Es mag Menschen geben, die über das plötzliche Umweltengagement von Tarkan (womöglich steht es ja im Zusammenhang mit dessen neuester CD „Metamorfoz“?) spotten und darüber, dass der Sänger nun ein Hybridauto (übrigens das erste in der Türkei überhaupt) fährt; indes eines ist nicht von der Hand zu weisen: Der Mann ist nicht nur in der Türkei äußerst populär, sondern mithin auch eine internationale Show-Größe. Tarkan ist also durchaus imstande, Massen, die sich mit ihm identifizieren, mitzureißen. Bei seinem Besuch in Hasankeyf immerhin stellte er jedenfalls schon einmal Massenproteste für den Fall in Aussicht, Ankara bliebe beim Staudamm-Projekt, das die Zerstörung Hasankeyfs zur Folge hätte.

In den deutschen Charts läuft Tarkans Lied zu Hasankeyf „Uyan“ (Wach auf). Darin geht es nicht nur um das Unesco-Weltkulturerbe Hasankeyf allein, sondern auch um unseren Planeten als Ganzes und dessen Einmaligkeit. Speziell seinen eigenen Landsleuten, deren Umweltbewusstsein wohl noch – drücken wir es geschmeichelt aus - auf der untersten Stufe der Entwicklung steht, möchte Tarkan damit sagen: Sägt nicht den Ast ab, auf dem ihr sitzt!
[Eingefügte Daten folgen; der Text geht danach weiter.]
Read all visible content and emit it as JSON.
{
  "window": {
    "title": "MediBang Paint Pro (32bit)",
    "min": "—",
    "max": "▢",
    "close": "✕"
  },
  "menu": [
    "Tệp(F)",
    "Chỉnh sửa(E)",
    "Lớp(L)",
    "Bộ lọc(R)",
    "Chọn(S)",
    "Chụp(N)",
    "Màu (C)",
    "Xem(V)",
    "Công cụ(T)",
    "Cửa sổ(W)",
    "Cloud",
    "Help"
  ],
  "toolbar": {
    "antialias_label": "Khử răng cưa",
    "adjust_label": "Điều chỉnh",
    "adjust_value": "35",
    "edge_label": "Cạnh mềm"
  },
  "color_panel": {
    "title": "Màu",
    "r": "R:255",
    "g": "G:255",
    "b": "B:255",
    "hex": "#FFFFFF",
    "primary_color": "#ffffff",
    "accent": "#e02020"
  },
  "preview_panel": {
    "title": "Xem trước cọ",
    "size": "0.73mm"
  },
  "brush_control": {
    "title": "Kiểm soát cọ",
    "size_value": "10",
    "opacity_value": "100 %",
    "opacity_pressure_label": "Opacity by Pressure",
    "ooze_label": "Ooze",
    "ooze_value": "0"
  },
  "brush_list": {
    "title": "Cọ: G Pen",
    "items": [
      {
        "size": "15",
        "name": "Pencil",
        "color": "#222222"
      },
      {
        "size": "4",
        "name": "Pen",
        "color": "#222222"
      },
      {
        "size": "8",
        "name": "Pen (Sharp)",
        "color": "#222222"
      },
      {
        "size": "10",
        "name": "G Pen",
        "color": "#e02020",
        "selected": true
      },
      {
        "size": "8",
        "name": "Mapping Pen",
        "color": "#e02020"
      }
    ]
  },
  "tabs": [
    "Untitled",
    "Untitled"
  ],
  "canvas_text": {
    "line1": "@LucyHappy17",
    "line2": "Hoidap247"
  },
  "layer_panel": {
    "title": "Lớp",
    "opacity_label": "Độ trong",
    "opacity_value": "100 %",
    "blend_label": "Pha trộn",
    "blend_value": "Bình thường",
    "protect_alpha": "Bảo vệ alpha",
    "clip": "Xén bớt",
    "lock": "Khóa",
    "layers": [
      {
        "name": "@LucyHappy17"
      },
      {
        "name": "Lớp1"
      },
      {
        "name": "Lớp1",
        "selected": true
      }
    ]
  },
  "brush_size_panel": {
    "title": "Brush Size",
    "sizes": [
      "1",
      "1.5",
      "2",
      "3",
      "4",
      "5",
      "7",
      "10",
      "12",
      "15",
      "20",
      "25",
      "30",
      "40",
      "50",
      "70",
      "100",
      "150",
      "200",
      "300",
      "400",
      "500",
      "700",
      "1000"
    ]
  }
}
Solche Appelle scheinen allmählich zu fruchten. Die Verantwortung für eine demokratisch-ökologische Zivilgesellschaft in der vor allem jungen türkischen Bevölkerung scheint im Wachsen begriffen zu sein. Premier Erdogan mag das im Falle Ilisu nicht gefallen. Aber es sei ihm gesagt: Demokratie zieht nun einmal auch Konsequenzen nach sich.

Tarkan ist nicht der einzige prominente Kritiker des Projektes „Ilisu“. Im April hatte sich schon der Literaturnobelpreisträger Orhan Pamuk den Kritikern angeschlossen.

Auch die ehemaligen Bremer Bürgermeister Hans Koschnick, Klaus Wedemeier und Henning Scherf (alle SPD) forderten unterdessen den Ausstieg der BRD aus dem umstrittenen Ilisu-Projekt.

Sollte sich also am Ende doch noch alles für Hasankeyf und seine Einwohner zum Guten wenden? Die Chancen jedenfalls, dass der von Attac erfundene „Zeit“-Bericht, doch noch früher als gedacht wahr wird, stehen augenblicklich gar nicht so schlecht.